La promesse de donation sous conditions renouvelée cette semaine à l’État mauricien par le galeriste Michel Dauberville offre l’occasion de parler d’un grand peintre, à défaut de pouvoir apprécier son oeuvre dans un musée. La plupart des douze tableaux que Michel Dauberville envisage de donner au peuple mauricien ont été réalisés dans la période la plus affirmée, audacieuse et créative d’Hervé Masson. Encore récemment, Michel Dauberville a acquis « Les filles de la nuit », une toile représentant des prostituées dans une rue, qui correspond aux débuts de cette période faste, au cours de laquelle le peintre commençait à se défaire du misérabilisme propre aux tableaux réalisés à Recloses pour explorer de nouvelles perspectives visuelles et intellectuelles.

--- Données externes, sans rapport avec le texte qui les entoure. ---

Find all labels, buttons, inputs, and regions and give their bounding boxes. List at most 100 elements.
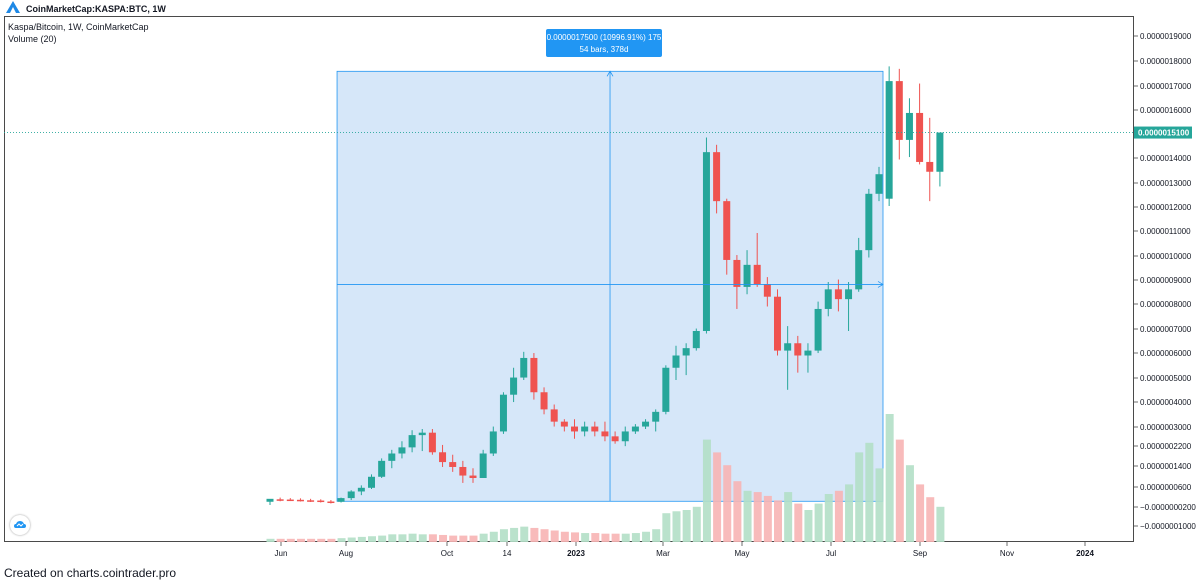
- volume-bar: [439, 534, 448, 542]
- footer-credit: Created on charts.cointrader.pro: [4, 566, 177, 580]
- measure-label-line2: 54 bars, 378d: [580, 45, 629, 54]
- candle-body: [550, 409, 558, 422]
- candle-body: [784, 343, 792, 351]
- candle-body: [611, 436, 619, 442]
- price-axis[interactable]: 0.0000019000 0.0000018000 0.0000017000 0.00…: [1134, 32, 1196, 531]
- candle-body: [642, 421, 650, 427]
- candle-body: [530, 357, 538, 393]
- candle-body: [307, 500, 315, 502]
- current-price-badge: [1134, 126, 1192, 139]
- volume-bar: [905, 465, 914, 542]
- y-tick-label: 0.0000016000: [1140, 106, 1192, 115]
- volume-bar: [743, 490, 752, 542]
- measure-arrow-head-right: [877, 281, 884, 288]
- x-tick-label: Nov: [1000, 549, 1014, 558]
- candle-body: [672, 355, 680, 368]
- legend-title: Kaspa/Bitcoin, 1W, CoinMarketCap: [8, 22, 149, 32]
- y-tick-label: 0.0000009000: [1140, 276, 1192, 285]
- volume-bar: [855, 452, 864, 542]
- candle-body: [895, 81, 903, 140]
- candle-body: [560, 421, 568, 427]
- y-tick-label: 0.0000004000: [1140, 398, 1192, 407]
- candle-body: [774, 296, 781, 351]
- y-tick-label: 0.0000011000: [1140, 227, 1191, 236]
- volume-bar: [774, 500, 782, 542]
- cloud-widget-icon[interactable]: [10, 515, 30, 535]
- volume-bar: [459, 535, 468, 542]
- volume-bar: [834, 490, 843, 542]
- candle-body: [763, 284, 771, 297]
- candle-body: [845, 289, 853, 300]
- x-tick-label: May: [734, 549, 749, 558]
- candle-body: [540, 392, 548, 410]
- candle-body: [388, 453, 396, 461]
- x-tick-label: 2023: [567, 549, 585, 558]
- candle-body: [510, 377, 518, 395]
- candle-body: [408, 435, 416, 448]
- candle-body: [439, 452, 447, 463]
- volume-bar: [337, 538, 346, 542]
- candle-body: [662, 367, 670, 412]
- volume-bar: [936, 506, 945, 542]
- candle-body: [702, 152, 710, 331]
- volume-bar: [916, 484, 925, 542]
- y-tick-label: 0.0000013000: [1140, 179, 1192, 188]
- candle-body: [327, 501, 335, 504]
- volume-bar: [276, 538, 285, 542]
- candle-body: [266, 498, 274, 502]
- y-tick-label: −0.0000001000: [1140, 522, 1196, 531]
- candle-body: [581, 426, 589, 432]
- y-tick-label: 0.0000008000: [1140, 300, 1192, 309]
- volume-bar: [489, 531, 498, 542]
- volume-bar: [713, 452, 722, 542]
- candle-body: [591, 426, 599, 432]
- time-axis[interactable]: Jun Aug Oct 14 2023 Mar May Jul Sep Nov 2024: [275, 542, 1095, 558]
- volume-bar: [662, 513, 671, 542]
- candle-body: [347, 491, 355, 499]
- volume-bar: [530, 527, 539, 542]
- volume-bar: [824, 494, 833, 542]
- x-tick-label: Sep: [913, 549, 928, 558]
- cloud-icon: [14, 521, 26, 528]
- candle-body: [713, 152, 721, 202]
- y-tick-label: 0.0000000600: [1140, 483, 1192, 492]
- legend-volume: Volume (20): [8, 34, 57, 44]
- y-tick-label: −0.0000000200: [1140, 503, 1196, 512]
- volume-bar: [926, 497, 935, 542]
- candle-body: [276, 499, 284, 501]
- volume-bar: [368, 536, 376, 542]
- candle-body: [378, 460, 386, 477]
- volume-bar: [540, 529, 549, 542]
- volume-bar: [408, 533, 417, 542]
- volume-bar: [418, 534, 427, 542]
- volume-bar: [601, 533, 610, 542]
- candle-body: [855, 250, 863, 290]
- candle-body: [621, 431, 629, 442]
- candle-body: [428, 432, 436, 453]
- chart-frame[interactable]: [4, 16, 1134, 542]
- y-tick-label: 0.0000019000: [1140, 32, 1192, 41]
- candle-body: [743, 264, 751, 287]
- candle-body: [824, 289, 832, 309]
- tradingview-logo-icon: [4, 0, 22, 14]
- volume-bar: [510, 527, 519, 542]
- candle-body: [571, 426, 578, 432]
- y-tick-label: 0.0000006000: [1140, 349, 1192, 358]
- y-tick-label: 0.0000012000: [1140, 203, 1192, 212]
- candle-body: [479, 453, 487, 478]
- y-tick-label: 0.0000018000: [1140, 57, 1192, 66]
- volume-bar: [581, 533, 590, 542]
- candle-body: [794, 343, 802, 356]
- volume-bar: [428, 534, 437, 542]
- candle-body: [286, 499, 294, 502]
- y-tick-label: 0.0000002200: [1140, 442, 1192, 451]
- candle-body: [398, 447, 406, 454]
- volume-bar: [327, 538, 336, 542]
- candle-body: [418, 432, 426, 436]
- x-tick-label: Oct: [441, 549, 454, 558]
- volume-bar: [621, 533, 630, 542]
- candle-body: [682, 348, 690, 356]
- y-tick-label: 0.0000017000: [1140, 82, 1192, 91]
- candle-body: [317, 500, 325, 503]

Que la Galerie d’Art Nationale voit le jour ou non, gageons que les tableaux d’Hervé Masson, que le galeriste parisien Michel Dauberville souhaite offrir au pays, seront toujours là, à attendre patiemment… Car leur propriétaire a veillé jalousement à leur préservation, après avoir mûrement réfléchi à leur acquisition. Un jour, s’ils sont exposés, peut-être nous sera-t-il donné d’en apprécier les coloris extraordinaires, d’en toucher la matière du bout des yeux, aux côtés d’autres oeuvres de peintres mauriciens du XXe siècle, et peut-être aussi de peintres majeurs des années 1970 à 2000. En attendant, la presse et l’édition permettent aux amateurs d’histoire de l’art mauricien de se documenter sur ce peintre, qui a vécu une grande partie de sa vie en France, mais dont le coeur battait pour Maurice, tant sur le plan politique que pictural. La biographie quasi hagiographique de Bernard Lehembre, le superbe catalogue de l’exposition rétrospective de 2005 et aussi le mémoire de maîtrise de Barbara Luc, qui peut être consulté à la Bibliothèque Nationale, aident à patienter.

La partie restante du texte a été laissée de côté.